Just call him “Papa.” White-bearded Gerrit Marshall from Madison, Wisconsin, has won the 2023 Hemingway Look-Alike Contest, a highlight of Key West’s annual Hemingway Days festival.
Gerrit Marshall speaks onstage at Sloppy Joe’s, imploring judges to choose him to win the annual Hemingway Look-Alike Contest. (Photo by Andy Newman, Florida Keys News Bureau)
The retired television broadcast engineer triumphed over nearly 140 other entrants to win the contest’s final round on July 22 — his 68th birthday, which coincidentally falls just a day after the July 21 birthday of Ernest Hemingway.
“This is the best birthday that I have ever had,” Gerrit admitted following his victory at Sloppy Joe’s Bar, where Hemingway often gathered with friends while living in Key West during the 1930s.

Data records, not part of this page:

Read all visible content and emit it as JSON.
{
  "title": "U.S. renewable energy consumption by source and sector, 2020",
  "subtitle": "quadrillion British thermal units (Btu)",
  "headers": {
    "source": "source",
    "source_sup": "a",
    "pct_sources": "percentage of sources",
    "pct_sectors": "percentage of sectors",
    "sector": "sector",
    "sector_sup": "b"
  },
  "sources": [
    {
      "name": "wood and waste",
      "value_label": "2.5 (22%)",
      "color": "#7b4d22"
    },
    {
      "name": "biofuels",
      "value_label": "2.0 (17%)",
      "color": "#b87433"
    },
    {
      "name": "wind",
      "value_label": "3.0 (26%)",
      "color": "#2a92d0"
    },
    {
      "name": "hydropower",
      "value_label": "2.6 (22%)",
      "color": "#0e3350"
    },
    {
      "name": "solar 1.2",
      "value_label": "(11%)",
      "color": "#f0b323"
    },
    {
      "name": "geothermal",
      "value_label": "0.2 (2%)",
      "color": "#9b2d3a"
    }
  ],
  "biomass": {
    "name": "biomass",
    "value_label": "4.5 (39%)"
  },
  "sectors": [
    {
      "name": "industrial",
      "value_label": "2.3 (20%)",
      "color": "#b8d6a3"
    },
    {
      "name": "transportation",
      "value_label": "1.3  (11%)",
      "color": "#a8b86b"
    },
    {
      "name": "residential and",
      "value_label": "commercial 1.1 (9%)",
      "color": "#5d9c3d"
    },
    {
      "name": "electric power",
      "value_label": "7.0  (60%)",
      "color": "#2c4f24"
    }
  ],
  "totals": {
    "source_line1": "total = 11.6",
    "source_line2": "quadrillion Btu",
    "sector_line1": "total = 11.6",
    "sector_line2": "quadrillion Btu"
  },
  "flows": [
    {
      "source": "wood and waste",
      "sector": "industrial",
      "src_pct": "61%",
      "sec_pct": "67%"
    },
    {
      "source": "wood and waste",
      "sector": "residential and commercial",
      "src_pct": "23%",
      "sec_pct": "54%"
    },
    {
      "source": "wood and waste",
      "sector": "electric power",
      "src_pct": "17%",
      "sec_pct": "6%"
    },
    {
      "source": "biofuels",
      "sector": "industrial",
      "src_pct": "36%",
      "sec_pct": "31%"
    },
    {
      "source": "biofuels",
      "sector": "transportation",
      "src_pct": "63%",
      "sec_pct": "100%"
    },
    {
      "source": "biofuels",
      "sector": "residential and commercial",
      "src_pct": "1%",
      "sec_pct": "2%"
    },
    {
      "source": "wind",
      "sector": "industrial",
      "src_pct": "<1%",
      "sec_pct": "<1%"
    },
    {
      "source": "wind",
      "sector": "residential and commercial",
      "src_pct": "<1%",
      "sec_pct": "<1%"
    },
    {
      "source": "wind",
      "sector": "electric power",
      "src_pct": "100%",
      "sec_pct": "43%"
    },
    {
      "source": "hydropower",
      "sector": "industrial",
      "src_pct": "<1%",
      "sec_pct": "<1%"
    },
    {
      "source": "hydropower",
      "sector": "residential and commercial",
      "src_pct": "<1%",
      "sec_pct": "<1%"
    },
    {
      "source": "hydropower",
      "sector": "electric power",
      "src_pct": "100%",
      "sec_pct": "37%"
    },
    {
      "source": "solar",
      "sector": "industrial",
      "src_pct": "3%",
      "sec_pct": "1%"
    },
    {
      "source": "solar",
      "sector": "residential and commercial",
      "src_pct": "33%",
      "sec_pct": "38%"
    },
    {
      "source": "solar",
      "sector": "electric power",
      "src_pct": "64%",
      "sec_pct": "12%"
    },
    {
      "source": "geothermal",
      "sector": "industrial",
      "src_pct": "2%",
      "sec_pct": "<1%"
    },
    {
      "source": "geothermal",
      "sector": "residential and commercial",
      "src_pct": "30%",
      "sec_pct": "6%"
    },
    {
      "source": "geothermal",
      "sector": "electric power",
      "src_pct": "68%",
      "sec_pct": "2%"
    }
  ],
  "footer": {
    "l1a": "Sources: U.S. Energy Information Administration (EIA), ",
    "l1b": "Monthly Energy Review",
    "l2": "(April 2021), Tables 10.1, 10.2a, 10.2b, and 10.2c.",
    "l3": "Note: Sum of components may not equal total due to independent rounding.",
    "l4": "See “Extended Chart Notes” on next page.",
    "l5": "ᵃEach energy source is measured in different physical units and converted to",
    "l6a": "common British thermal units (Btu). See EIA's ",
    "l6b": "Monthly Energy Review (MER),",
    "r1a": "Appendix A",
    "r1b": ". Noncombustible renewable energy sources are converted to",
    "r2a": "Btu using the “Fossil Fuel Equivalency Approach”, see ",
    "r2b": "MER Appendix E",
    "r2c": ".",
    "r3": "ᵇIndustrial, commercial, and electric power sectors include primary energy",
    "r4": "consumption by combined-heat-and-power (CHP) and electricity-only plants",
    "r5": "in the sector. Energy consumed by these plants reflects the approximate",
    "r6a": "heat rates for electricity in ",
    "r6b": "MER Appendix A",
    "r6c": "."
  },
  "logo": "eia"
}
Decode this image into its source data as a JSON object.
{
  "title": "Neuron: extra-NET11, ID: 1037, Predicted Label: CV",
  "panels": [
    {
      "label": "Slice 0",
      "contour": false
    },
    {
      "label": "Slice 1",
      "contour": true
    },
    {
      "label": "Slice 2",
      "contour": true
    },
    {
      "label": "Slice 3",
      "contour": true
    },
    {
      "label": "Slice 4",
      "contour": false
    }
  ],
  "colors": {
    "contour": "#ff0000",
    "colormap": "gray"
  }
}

The contest’s preliminary rounds took place July 20 and 21, with most look-alike entrants emulating the rugged “Papa” persona that Hemingway adopted in his later years — displaying white beards and stocky builds, and wearing either sportsman’s attire or the heavy wool turtleneck sweater characteristic of Hemingway.
Saturday night at Sloppy Joe’s, spectators cheered and waved signs wildly when their favorite “aspiring Ernests” paraded onstage to be judged by a panel of past contest winners.
Some contestants tried to impress the judges with their musical skills — including finalist Bat Masterson, who performed a parody of “Bad to the Bone,” made famous by George Thorogood & the Destroyers in the 1980s, while accompanying himself on the harmonica.
A few even competed as the “young Hemingway,” with jet-black hair and well-styled mustaches but no beard.
Tom Grizzard, right, winner of the 2008 Hemingway Look-Alike Contest, and other past winners judge entrants during the 2023 contest at Sloppy Joe’s Bar in Key West. (Photo by Andy Newman, Florida Keys News Bureau)
Gerrit, who won on his 11th attempt, said he shares several traits besides appearance with Hemingway, and has written both nonfiction and short fiction (though, so far, he hasn’t tried to get his work published).
“Like Hemingway, I have a love of the outdoors; I love fishing one heck of a lot,” he said, citing catches of walleye and northern pike in Wisconsin waters as well as angling for tarpon in the Florida Keys.
He admitted, however, that he can’t match the late author’s tally of four marriages.
“I only have one wife, but that doesn’t matter — that’s all I need,” he advised.
Earlier July 22, the look-alike contingent recalled Hemingway’s deep interest in bullfighting culture during the “Running of the Bulls,” a lighthearted spoof of the famed run held annually in Pamplona, Spain.
A slow-paced ramble rather than an actual “run,” the Key West event featured the proud “Papas” — dressed in the all-white garb and red scarves typically worn at the Pamplona challenge — parading through the island’s historic downtown with a herd of life-size replica bulls on wheels.
Past Hemingway Look-Alike Contest winners congratulate Gerrit Marshall (center) with a traditional “victory smooch.” (Photo by Andy Newman, Florida Keys News Bureau)
The annual Hemingway Days festivities salute the adventurous lifestyle and literary prowess of the Nobel Prize–winning author, who spent nearly a decade living and writing in Key West.
“It is exhilarating to know that Hemingway was here, and to walk in his footsteps,” said Gerrit. “I think if he was here today, he would be totally amazed.”
As well as the contest and other festival events, the look-alikes focus on raising scholarship funds for Florida Keys students.
Hemingway Look-Alike Society president David Douglas estimated that they amassed close to $125,000 (a breathtaking amount!) during the 2023 festival.
Ernest Hemingway wrote many of his most famous works during his Key West years including “To Have and Have Not,” “The Snows of Kilimanjaro” and “For Whom the Bell Tolls.”
So it’s only fitting that the island he loved is the setting for a festival recalling his talent and spirit. Congratulations, “Papa” Gerrit — and welcome to the bearded brotherhood!